Cinematography: Christophe Graillot

Film Editing: Olivier Gagan

Original Score: Armand Amar

Produced by: Nicolas Duval Adassovsky, Yann Zenou, Laurent Zeitoun (Yume – Quad Films), Gaetan Davis (La Compagnie Cinématographique), TF1 Films Productions, Gaumont.

Cast: Dorian Le Clech (Joseph), Batyste Fleurial (Maurice), Patrick Bruel (Roman), Elsa Zylberstein (Anna), Bernard Campan (Ambroise Mancelier), Kev Adam (Ferdinand)

International Sales: Gaumont


This heartwarming adaptation of Joseph Joffo’s enduring memoir tells the story of the Nazi occupation through the eyes of two young Jewish boys struggling to survive on their own. Paris, 1941: Joseph and Maurice are the sons of Roman, the local barber. At 10 and 12, the boys have so little understanding of the persecution of Jews that Joseph thinks nothing of swapping his yellow star for a bag of marbles. Despite their naiveté, Roman knows that their best chance to escape the Nazi roundup is to flee on their own to Vichy France, where their older brothers Albert and Henri have found safe haven. Always one false move from tragedy, these tenacious urchins survive on courage, ingenuity and more than a bit of cunning as they make their precarious way through France hoping to reunite with their family. More than anything, it’s their brotherly bond that gets them through their ordeals. Patrick Bruel resonates as the Jewish family patriarch Roman, while newcomers Dorian Le Clech and Batyste Fleurial register an almost agonizing vulnerability as hapless innocents trying to outrun the barbarous machinery of war.

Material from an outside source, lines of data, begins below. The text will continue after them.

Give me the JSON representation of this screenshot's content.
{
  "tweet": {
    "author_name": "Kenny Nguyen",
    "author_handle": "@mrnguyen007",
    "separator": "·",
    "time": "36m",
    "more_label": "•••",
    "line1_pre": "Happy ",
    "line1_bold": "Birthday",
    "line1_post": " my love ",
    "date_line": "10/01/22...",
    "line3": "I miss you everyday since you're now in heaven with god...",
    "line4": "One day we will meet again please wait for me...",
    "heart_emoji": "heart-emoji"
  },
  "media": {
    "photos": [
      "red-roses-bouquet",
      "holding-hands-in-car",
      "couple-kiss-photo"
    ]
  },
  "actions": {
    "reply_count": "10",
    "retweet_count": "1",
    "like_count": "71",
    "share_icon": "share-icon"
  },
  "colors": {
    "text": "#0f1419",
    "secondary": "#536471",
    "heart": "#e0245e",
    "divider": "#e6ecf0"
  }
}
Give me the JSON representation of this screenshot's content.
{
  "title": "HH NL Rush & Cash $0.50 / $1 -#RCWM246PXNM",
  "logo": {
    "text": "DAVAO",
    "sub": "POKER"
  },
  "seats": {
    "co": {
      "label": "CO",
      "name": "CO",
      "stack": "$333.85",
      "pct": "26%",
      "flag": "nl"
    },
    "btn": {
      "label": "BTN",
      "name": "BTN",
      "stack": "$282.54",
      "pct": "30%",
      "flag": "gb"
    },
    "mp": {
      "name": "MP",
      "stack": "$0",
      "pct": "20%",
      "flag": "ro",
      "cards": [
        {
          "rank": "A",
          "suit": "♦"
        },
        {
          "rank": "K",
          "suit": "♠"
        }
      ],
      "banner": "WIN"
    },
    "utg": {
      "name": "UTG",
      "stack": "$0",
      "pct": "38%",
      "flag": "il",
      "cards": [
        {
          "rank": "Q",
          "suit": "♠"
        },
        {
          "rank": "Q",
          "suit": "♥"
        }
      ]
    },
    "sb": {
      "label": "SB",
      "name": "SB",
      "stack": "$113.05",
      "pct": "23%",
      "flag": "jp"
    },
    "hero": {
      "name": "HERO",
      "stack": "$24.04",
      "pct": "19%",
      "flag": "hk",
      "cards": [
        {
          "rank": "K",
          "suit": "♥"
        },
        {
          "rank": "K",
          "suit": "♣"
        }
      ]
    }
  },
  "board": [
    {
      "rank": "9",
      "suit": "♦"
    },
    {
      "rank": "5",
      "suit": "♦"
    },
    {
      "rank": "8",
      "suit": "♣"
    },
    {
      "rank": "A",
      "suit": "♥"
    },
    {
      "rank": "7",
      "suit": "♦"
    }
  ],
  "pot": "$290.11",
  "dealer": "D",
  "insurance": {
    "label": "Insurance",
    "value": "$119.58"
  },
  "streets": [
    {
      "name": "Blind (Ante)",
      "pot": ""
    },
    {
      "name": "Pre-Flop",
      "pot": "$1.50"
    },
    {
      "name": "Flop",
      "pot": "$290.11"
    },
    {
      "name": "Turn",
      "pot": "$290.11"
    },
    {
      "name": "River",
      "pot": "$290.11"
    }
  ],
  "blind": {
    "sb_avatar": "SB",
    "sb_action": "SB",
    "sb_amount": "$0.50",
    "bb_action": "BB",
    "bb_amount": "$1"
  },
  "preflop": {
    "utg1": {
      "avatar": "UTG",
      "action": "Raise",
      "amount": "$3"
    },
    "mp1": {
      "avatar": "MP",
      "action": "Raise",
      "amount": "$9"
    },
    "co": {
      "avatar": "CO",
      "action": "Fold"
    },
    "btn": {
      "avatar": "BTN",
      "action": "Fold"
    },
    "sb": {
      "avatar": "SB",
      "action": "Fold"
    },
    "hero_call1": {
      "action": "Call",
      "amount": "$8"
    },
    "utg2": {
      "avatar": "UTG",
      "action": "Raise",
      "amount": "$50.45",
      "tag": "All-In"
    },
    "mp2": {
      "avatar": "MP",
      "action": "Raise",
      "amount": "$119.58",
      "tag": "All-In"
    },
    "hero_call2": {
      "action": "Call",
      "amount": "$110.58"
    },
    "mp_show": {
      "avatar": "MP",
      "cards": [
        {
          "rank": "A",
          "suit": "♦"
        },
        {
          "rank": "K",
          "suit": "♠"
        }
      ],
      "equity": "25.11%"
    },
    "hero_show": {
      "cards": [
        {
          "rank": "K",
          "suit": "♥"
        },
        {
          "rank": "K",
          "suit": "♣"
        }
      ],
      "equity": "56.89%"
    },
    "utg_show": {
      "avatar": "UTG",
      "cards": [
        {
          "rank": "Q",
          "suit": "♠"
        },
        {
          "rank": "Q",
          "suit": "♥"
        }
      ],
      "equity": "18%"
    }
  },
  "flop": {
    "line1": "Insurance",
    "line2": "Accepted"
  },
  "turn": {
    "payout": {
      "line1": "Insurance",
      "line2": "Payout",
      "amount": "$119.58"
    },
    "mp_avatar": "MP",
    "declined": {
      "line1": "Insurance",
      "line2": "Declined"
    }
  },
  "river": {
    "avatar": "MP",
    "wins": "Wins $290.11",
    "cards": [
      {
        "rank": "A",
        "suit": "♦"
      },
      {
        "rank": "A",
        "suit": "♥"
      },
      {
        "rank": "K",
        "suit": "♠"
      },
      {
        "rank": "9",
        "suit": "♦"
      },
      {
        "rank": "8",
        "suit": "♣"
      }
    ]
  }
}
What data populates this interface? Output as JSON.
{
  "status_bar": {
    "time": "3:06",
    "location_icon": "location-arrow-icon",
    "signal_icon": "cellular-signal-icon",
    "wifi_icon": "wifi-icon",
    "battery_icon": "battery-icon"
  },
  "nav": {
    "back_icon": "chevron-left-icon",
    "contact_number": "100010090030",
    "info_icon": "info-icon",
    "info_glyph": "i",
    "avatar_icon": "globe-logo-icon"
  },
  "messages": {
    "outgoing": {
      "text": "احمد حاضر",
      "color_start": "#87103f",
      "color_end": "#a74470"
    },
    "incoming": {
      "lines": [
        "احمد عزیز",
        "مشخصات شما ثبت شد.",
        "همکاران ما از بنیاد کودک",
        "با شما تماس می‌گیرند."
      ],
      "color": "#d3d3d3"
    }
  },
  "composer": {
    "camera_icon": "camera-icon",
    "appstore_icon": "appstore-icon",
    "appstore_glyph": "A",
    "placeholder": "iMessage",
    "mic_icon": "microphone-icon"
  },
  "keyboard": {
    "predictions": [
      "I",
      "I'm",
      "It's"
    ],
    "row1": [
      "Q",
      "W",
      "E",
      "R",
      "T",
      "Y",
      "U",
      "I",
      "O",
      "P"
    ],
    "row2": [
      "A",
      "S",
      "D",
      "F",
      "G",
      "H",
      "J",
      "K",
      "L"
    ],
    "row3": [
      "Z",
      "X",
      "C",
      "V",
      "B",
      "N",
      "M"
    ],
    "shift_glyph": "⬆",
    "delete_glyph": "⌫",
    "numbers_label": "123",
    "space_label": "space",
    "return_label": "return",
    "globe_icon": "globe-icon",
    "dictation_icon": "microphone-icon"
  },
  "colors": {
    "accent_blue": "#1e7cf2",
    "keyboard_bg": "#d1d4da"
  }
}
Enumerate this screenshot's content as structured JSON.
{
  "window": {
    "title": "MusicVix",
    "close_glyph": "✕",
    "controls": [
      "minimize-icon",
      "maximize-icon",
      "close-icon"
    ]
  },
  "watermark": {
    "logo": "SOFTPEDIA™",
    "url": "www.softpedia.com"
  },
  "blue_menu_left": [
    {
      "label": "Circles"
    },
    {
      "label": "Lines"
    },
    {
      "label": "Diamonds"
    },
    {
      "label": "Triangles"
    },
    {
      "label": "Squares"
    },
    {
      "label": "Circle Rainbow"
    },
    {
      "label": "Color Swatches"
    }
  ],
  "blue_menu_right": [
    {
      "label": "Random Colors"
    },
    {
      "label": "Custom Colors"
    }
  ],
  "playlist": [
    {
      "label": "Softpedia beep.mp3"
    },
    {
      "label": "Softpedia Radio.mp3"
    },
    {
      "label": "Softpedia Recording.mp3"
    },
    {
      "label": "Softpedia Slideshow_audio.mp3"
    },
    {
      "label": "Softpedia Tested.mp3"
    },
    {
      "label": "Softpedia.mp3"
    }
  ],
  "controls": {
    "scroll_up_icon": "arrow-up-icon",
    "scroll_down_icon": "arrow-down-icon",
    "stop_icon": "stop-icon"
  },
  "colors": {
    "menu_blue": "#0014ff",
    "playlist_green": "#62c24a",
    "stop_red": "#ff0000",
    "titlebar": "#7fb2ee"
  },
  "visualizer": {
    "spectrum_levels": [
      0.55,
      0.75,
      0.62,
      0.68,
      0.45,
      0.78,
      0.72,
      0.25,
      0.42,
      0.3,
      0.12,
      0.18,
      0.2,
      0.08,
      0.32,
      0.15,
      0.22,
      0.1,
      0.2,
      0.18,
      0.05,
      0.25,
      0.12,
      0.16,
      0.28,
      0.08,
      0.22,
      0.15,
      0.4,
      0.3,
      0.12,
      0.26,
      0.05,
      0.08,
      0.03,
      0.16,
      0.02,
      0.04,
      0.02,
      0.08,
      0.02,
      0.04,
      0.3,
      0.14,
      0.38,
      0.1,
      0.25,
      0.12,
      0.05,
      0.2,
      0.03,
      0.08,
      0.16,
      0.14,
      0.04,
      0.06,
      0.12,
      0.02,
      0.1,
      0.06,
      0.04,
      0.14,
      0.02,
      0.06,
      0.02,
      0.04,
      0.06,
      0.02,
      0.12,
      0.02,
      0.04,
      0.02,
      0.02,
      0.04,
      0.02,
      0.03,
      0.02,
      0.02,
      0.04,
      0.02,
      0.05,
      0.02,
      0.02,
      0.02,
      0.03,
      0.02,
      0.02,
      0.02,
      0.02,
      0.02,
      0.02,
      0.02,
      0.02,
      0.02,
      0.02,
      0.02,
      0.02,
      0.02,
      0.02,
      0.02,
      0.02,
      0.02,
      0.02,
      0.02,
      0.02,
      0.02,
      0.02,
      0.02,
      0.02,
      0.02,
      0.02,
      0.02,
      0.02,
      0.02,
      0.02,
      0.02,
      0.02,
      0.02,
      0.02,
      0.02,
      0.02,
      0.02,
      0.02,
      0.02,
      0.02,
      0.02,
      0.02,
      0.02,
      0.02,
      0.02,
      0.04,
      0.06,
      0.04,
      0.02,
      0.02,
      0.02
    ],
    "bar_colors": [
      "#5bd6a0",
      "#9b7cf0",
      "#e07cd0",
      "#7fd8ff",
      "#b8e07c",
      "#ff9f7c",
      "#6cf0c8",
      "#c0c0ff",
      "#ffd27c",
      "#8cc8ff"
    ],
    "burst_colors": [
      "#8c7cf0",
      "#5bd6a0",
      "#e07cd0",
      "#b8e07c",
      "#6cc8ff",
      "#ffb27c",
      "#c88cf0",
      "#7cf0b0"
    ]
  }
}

When it comes to choosing subject matters for his films, writer/director Christian Duguay isn’t easily intimidated. After all, Joseph Joffo’s widely admired holocaust autobiography has sold more than 20 million copies over the years. On top of that, the book has been adapted once before, by the brilliant auteur Jacques Doillon in 1975, a film now regarded as an early masterpiece. But Duguay felt that the story still had enough untapped potential to warrant a version that more faithfully followed the book.  Duguay was last represented at COLCOA in 2013 with his popular Jappeloup, about a friendship between a man and his miraculous show-jumping horse. A French Canadian, Duguay first made his mark directing Emmy and Golden Globe-winning television miniseries.  His transition to the big screen began with genre films in Hollywood, including The Assignment (1997), starring Donald Sutherland and Ben Kingsley, and the Wesley Snipes actioner The Art of War (2000). Duguay pivoted to drama with the acclaimed miniseries Hitler, The Rise of Evil (2003), and Coco Chanel (2008), starring Shirley MacLaine and Malcolm McDowell.